‘Extraordinary’ television begins March 1
Iowa Public Television is about to start its 16-day-long conversation with Iowans. If trends of past Festival events hold true, IPTV will lure viewers away from network and cable programming that station manager Daniel K. Miller says increasingly feature “scantily clad people who can walk over hot coals while eating a tarantula” – and raise more than $1 million to support more family-friendly programming in the process.
During Festival 2003, which runs March 1-16, IPTV will air what it calls “extraordinary television,” much of it with an Iowa theme. The IPTV faithful look forward to Festival with the same anticipation as for a holiday gathering with longtime friends, and between 15,000 and 17,000 of them will call in with pledges of financial support.
“It’s totally a two-way conversation about public television,” said Miller, a Des Moines native who described himself as a “station rat” who hung out at IPTV as a teenager then got a job there as a producer after getting his college degree 28 years ago. “It’s not just us talking. Pledges come with a comment as often as not, and that’s a pretty good-sized focus group.”
Viewer comments run the gamut, from those supporting the “safe” programming they’re not afraid to allow their children to watch to words of praise for the “objective, unbiased and thoughtful” commentary offered on “The Newshour With Jim Lehrer,” said senior producer Duane Huey.
“They love whatever show they are calling in on,” he said. “In a way, it’s kind of a vote for that program.”
Despite fears on the part of IPTV’s fund-raising arm, Friends of Iowa Public Television, that a slow economy might curb donations, Miller remains optimistic. “This year, everyone’s uncertain about the double whammy of the economy and world events, but I’m still hopeful,” he said.

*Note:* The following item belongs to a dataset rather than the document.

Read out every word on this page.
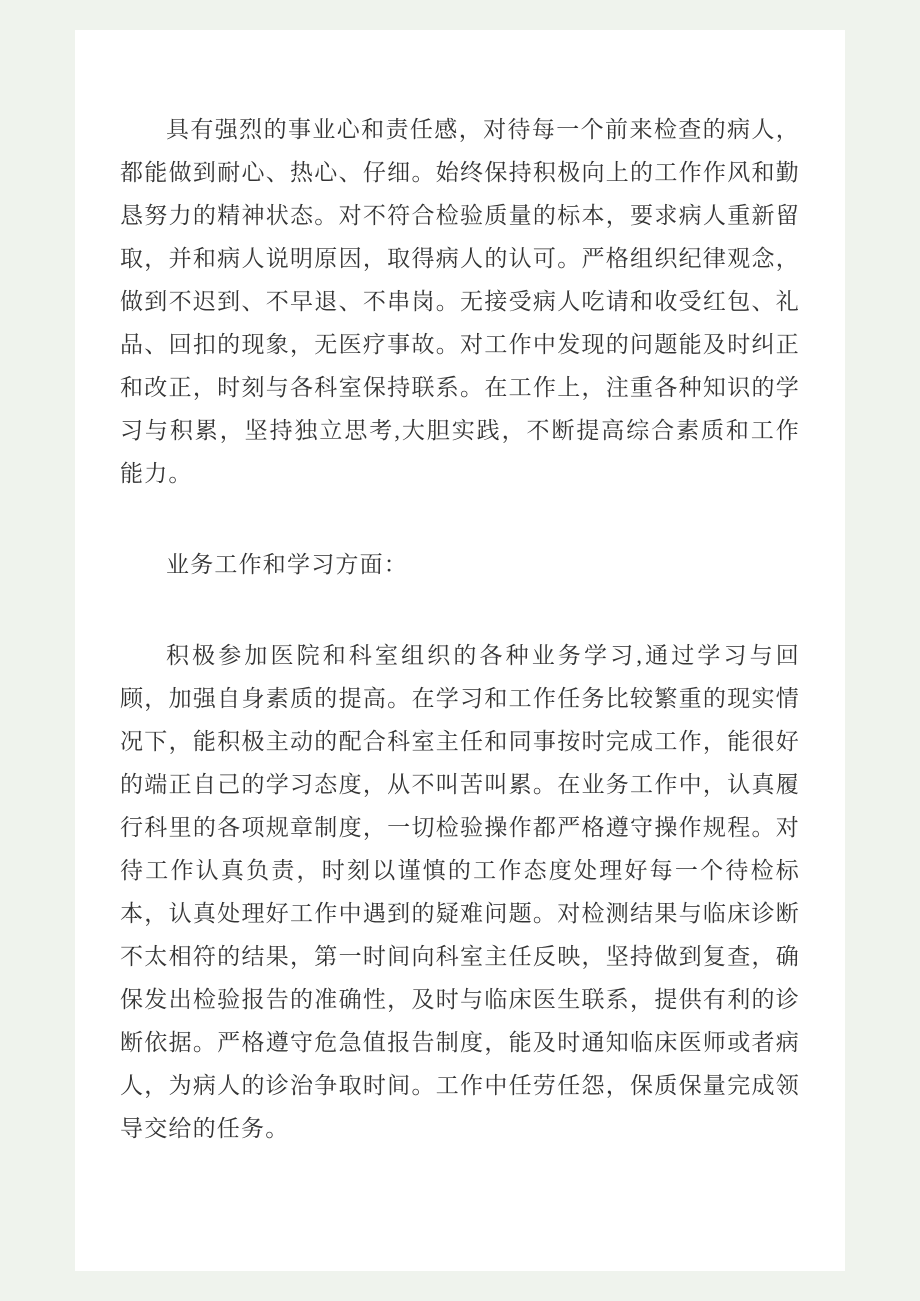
具有强烈的事业心和责任感，对待每一个前来检查的病人，都能做到耐心、热心、仔细。始终保持积极向上的工作作风和勤恳努力的精神状态。对不符合检验质量的标本，要求病人重新留取，并和病人说明原因，取得病人的认可。严格组织纪律观念，做到不迟到、不早退、不串岗。无接受病人吃请和收受红包、礼品、回扣的现象，无医疗事故。对工作中发现的问题能及时纠正和改正，时刻与各科室保持联系。在工作上，注重各种知识的学习与积累，坚持独立思考,大胆实践，不断提高综合素质和工作能力。

业务工作和学习方面：

积极参加医院和科室组织的各种业务学习,通过学习与回顾，加强自身素质的提高。在学习和工作任务比较繁重的现实情况下，能积极主动的配合科室主任和同事按时完成工作，能很好的端正自己的学习态度，从不叫苦叫累。在业务工作中，认真履行科里的各项规章制度，一切检验操作都严格遵守操作规程。对待工作认真负责，时刻以谨慎的工作态度处理好每一个待检标本，认真处理好工作中遇到的疑难问题。对检测结果与临床诊断不太相符的结果，第一时间向科室主任反映，坚持做到复查，确保发出检验报告的准确性，及时与临床医生联系，提供有利的诊断依据。严格遵守危急值报告制度，能及时通知临床医师或者病人，为病人的诊治争取时间。工作中任劳任怨，保质保量完成领导交给的任务。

The viewer donations are an important part of IPTV’s $16 million annual budget, 48 percent of which is funded with state appropriations. In fiscal year 2002, the statewide network received $7.8 million from the state, $3.3 million from members (including about $1 million raised during Festival), $1.5 million in community service grants, $1 million in federal grants, $1.2 million from underwriting and $1.2 million from other sources.
“This is a classic example of a public-private partnership that works,” Miller said. “Everybody plays a role – the feds, the state, the foundation members. Every single one of these legs is important for the table that is public TV. A drop in any one of them tilts the table.”
The IPTV table has been tilted by state budget cuts – 32 percent over two years – and as a result, programming has suffered. “Iowa This Weekend,” a summer show, has been cut. Overnight broadcasting has been eliminated, and the network’s stations sign off at 12:30 a.m. Changes also have been made in the number of college wrestling meets that are broadcast, as well as they way they are produced. Once a six-month program, “Iowa Press” runs only four months now. The station’s nightly coverage of the Iowa State Fair has been reduced from an hour to 30 minutes. “Without membership, everything I just mentioned would have been cut much worse,” Miller said. “If membership dollars dropped at the same time as government support, you’d see much less Iowa in public television.”
Miller said that though IPTV is publicly supported, it faces the same challenges as commercial media, both broadcast and print: “keeping up in a midst of a veritable explosion in media and maintaining a vision in the midst the cacophony of noise in the marketplace.”
“There’s so much on the print side, so much on the broadcast side and so much in the world between that’s called the Internet,” he said.
But IPTV’s viewers are loyal, and Miller and Huey don’t foresee a time when its independent, commercial-free programming won’t fill a need.
“The folks who began this network [in 1967] really thought TV ought to have an alternative to the white noise that mesmerizes or anesthetizes you as you mark time,” Miller said. “They were challenged to make a good show that mattered, and a lot of this state has grown up on that.”
Huey said programming with integrity that is not beholden to any commercial or political interests has struck a chord with Iowans. “People expect it of this enterprise because it began in this way,” he said.
Subtle programming changes, such as the time the Public Broadcasting Service moved its acclaimed “Exxon Mobil Masterpiece Theatre” from Sunday to Monday, are sure to prompt comments from viewers. Negative response was so great that the program was moved back to Sunday. IPTV also tinkered some with its evening lineup, shifting the “Nightly Business Report,” “BBC World News” and the popular British sitcoms.
“We tend to listen and try to respond as best we can,” Miller said. “Networks don’t have a choice when they run ‘Bachelorette,’ but here we do, much more than our commercial colleagues.”
Rich as its 36-year history is with more than 250 awards recognizing excellence in production, leadership and public service, Miller thinks IPTV’s best days may lie in the future. The network will ask for an extension of the May deadline to begin offering digital and high-definition television to its viewers, and Miller is confident the Federal Communications Commission will grant it. Adding digital and HDTV service so will cost about $40 million, and the state and federal governments have pledged $12 million and $1.8 million, respectively.
Digital television will allow the network to broadcast several programs simultaneously and thus increase its daytime programming fivefold. In the HDTV mode, the technology provides CD-quality sound and a detailed image with a clarity that is about five times that displayed on standard-definition television sets.